“How long do you think this trip is going to take you?” people often ask. My replies have been various, but one thing has remained consistent. I have always replied, “I don’t know, I may quit tomorrow, or it may take me the rest of my life.”

My dad prompted me to watch “Forest Gump” again before I began running. He recommended I watch the part of the movie where he ended his run. Surrounded by the empty roads and the cathedral spires of monument valley, he realized that he was done, and it was time to go home.

In my mind, and perhaps incorrectly, the peace pilgrimage has always been about the circumnavigation of the US. Doing art, loving on people, and recording the stories of people’s compassion as well as my own foibles, failures, triumphs, and success has been my way to serve. But now I see erroneous nature of that mindset.

Mother Teresa began by saying yes to serving in India first. MLK began by choosing to become a preacher. Gandhi began by deciding to write in a newspaper. The catalytic event that leads one into a life of service is only a decision. A decision to serve…in any capacity. But more importantly, it is continuing to make that decision…everyday.

What for me began only as a week of substituting here in San Francisco has morphed into something else. I chose to be of service where I could. Mother Teresa probably never dreamed of washing leper’s feet everyday. Tending to the ill, the sick, and the dying probably wasn’t what she was expecting when first starting out.

But, all these heroes did what they could. They served, as they were able.
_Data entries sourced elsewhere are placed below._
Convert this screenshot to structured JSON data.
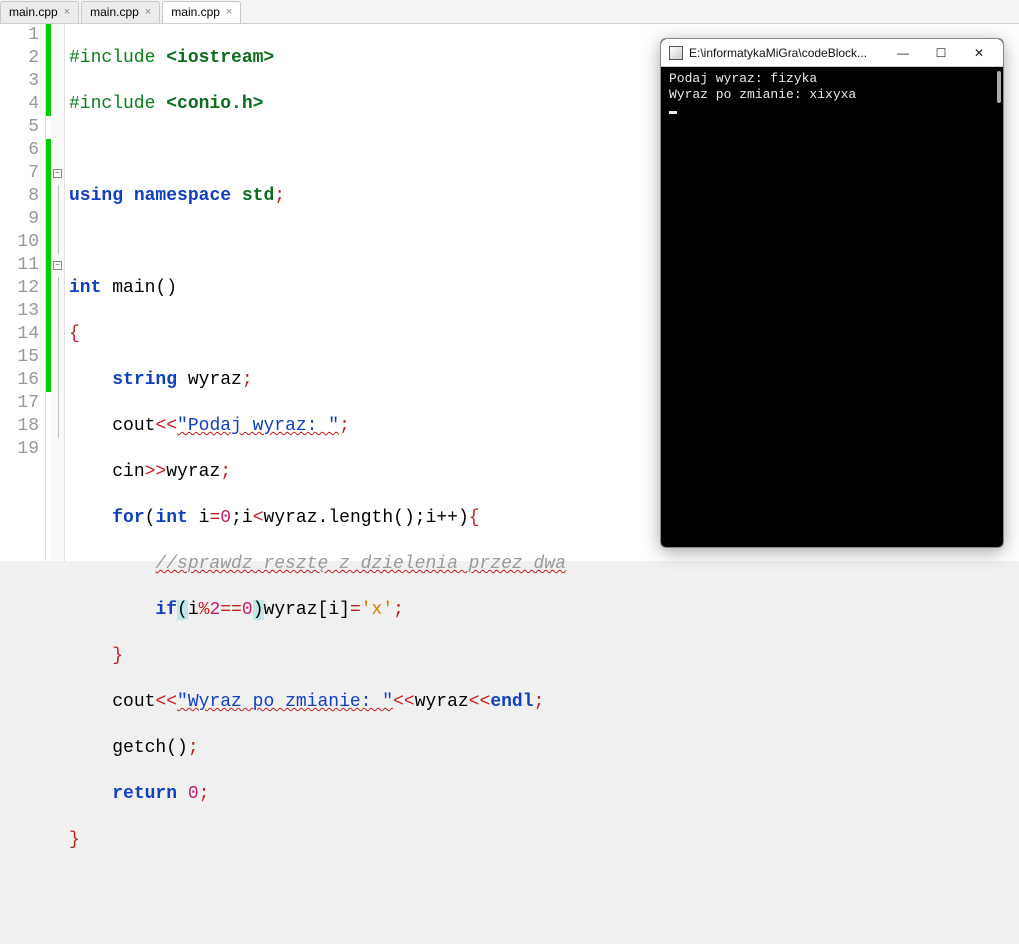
{
  "tabs": [
    {
      "label": "main.cpp",
      "active": false
    },
    {
      "label": "main.cpp",
      "active": false
    },
    {
      "label": "main.cpp",
      "active": true
    }
  ],
  "line_numbers": [
    "1",
    "2",
    "3",
    "4",
    "5",
    "6",
    "7",
    "8",
    "9",
    "10",
    "11",
    "12",
    "13",
    "14",
    "15",
    "16",
    "17",
    "18",
    "19"
  ],
  "code": {
    "l1": {
      "pp": "#include ",
      "inc": "<iostream>"
    },
    "l2": {
      "pp": "#include ",
      "inc": "<conio.h>"
    },
    "l4_using": "using",
    "l4_ns": "namespace",
    "l4_std": "std",
    "semi": ";",
    "l6_int": "int",
    "l6_main": "main",
    "l6_par": "()",
    "l7_brace": "{",
    "l8_string": "string",
    "l8_var": "wyraz",
    "l9_cout": "cout",
    "l9_op": "<<",
    "l9_str": "\"Podaj wyraz: \"",
    "l10_cin": "cin",
    "l10_op": ">>",
    "l10_var": "wyraz",
    "l11_for": "for",
    "l11_int": "int",
    "l11_body": "i",
    "l11_eq": "=",
    "l11_zero": "0",
    "l11_lt": "<",
    "l11_call": "wyraz.length()",
    "l11_inc": "i++",
    "l11_brace": "{",
    "l12_cmt": "//sprawdz resztę z dzielenia przez dwa",
    "l13_if": "if",
    "l13_cond_l": "(",
    "l13_i": "i",
    "l13_mod": "%",
    "l13_two": "2",
    "l13_eqeq": "==",
    "l13_z": "0",
    "l13_cond_r": ")",
    "l13_arr": "wyraz[i]",
    "l13_asgn": "=",
    "l13_ch": "'x'",
    "l14_brace": "}",
    "l15_cout": "cout",
    "l15_op": "<<",
    "l15_str": "\"Wyraz po zmianie: \"",
    "l15_var": "wyraz",
    "l15_endl": "endl",
    "l16_getch": "getch",
    "l16_par": "()",
    "l17_return": "return",
    "l17_zero": "0",
    "l18_brace": "}"
  },
  "console": {
    "title": "E:\\informatykaMiGra\\codeBlock...",
    "lines": [
      "Podaj wyraz: fizyka",
      "Wyraz po zmianie: xixyxa"
    ],
    "buttons": {
      "min": "—",
      "max": "☐",
      "close": "✕"
    }
  }
}
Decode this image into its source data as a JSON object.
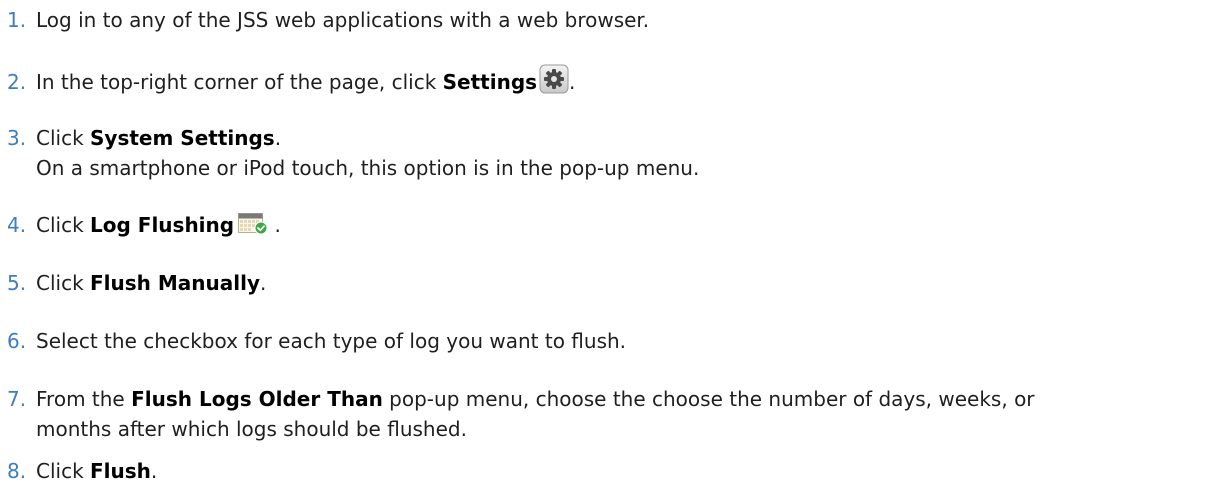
{
  "colors": {
    "step_number": "#3e7dc0",
    "text": "#1f1f1f",
    "emphasis": "#000000"
  },
  "steps": [
    {
      "number": "1.",
      "text": "Log in to any of the JSS web applications with a web browser."
    },
    {
      "number": "2.",
      "before": "In the top-right corner of the page, click ",
      "bold": "Settings",
      "icon": "gear-icon",
      "after": "."
    },
    {
      "number": "3.",
      "before": "Click ",
      "bold": "System Settings",
      "after": ".",
      "continuation": "On a smartphone or iPod touch, this option is in the pop-up menu."
    },
    {
      "number": "4.",
      "before": "Click ",
      "bold": "Log Flushing",
      "icon": "calendar-check-icon",
      "after": "."
    },
    {
      "number": "5.",
      "before": "Click ",
      "bold": "Flush Manually",
      "after": "."
    },
    {
      "number": "6.",
      "text": "Select the checkbox for each type of log you want to flush."
    },
    {
      "number": "7.",
      "before": "From the ",
      "bold": "Flush Logs Older Than",
      "after": " pop-up menu, choose the choose the number of days, weeks, or",
      "continuation": "months after which logs should be flushed."
    },
    {
      "number": "8.",
      "before": "Click ",
      "bold": "Flush",
      "after": "."
    }
  ]
}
I’m not going to lie; I’m a little overwhelmed. Two days of prep and now being completely responsible for NCAA waivers, tape, sugar water, car rentals, hotels, regional championships, uniforms, routine construction, corner transitions, and most of all mental preparation for 14 little and not so little boys is a lot.

Three days ago I was sleeping on the ground in a field of flowers, and my biggest concern was keeping the mosquito netting closed, how long till the next town, and “where can I get some clean water.”

And yet the universe has allowed me to be here, and so I can do what I am able. But, I’m not the only one doing what they are able. My friend Scott took notes, watched, and offered his suggestions just because he cares. He cares for the boys. My friend Michelle asked me, despite all that she has to do herself this weekend, “What can I do for you?”

My friends Nikki, George, Garry, LaSchaunda, and Vince all offered to help me, feed me, or love on me in anyway they could. Patti gave me five hugs and a Starbucks card to keep my pep. Jed, being a judge, refreshed me on the rules. In addition, he took me shopping to get meet appropriate attire, brought a couple guitars so we could sit in his truck and play, and bought me new running shoes so that the journey could continue!!!

Liz, the owner of the gym has gone out of her way to find me temporary housing and accommodate me in anyway should could. Mark, my friend and co-conspirator, has fed and housed me as well as refreshed my spirit. But more than anyone, my friend Susan has shuttled me to practices, fed me, given me toiletries, washed my clothes, and in general has been a sounding board for ideas and shoulder to lean on when I was fatigued.

But most of all the boys gave me joy.

It seems that although I came here to serve, I have been served. I came here to do what I and only I could do…be a substitute for a week. Now, through a series of events, that has morphed into a month. What is astounding to me is not the overwhelming nature of the responsibilities that have suddenly fell upon my shoulders, but the overwhelming love and community of which I am a part.

I said that I came here to serve. It seems, so did everyone else.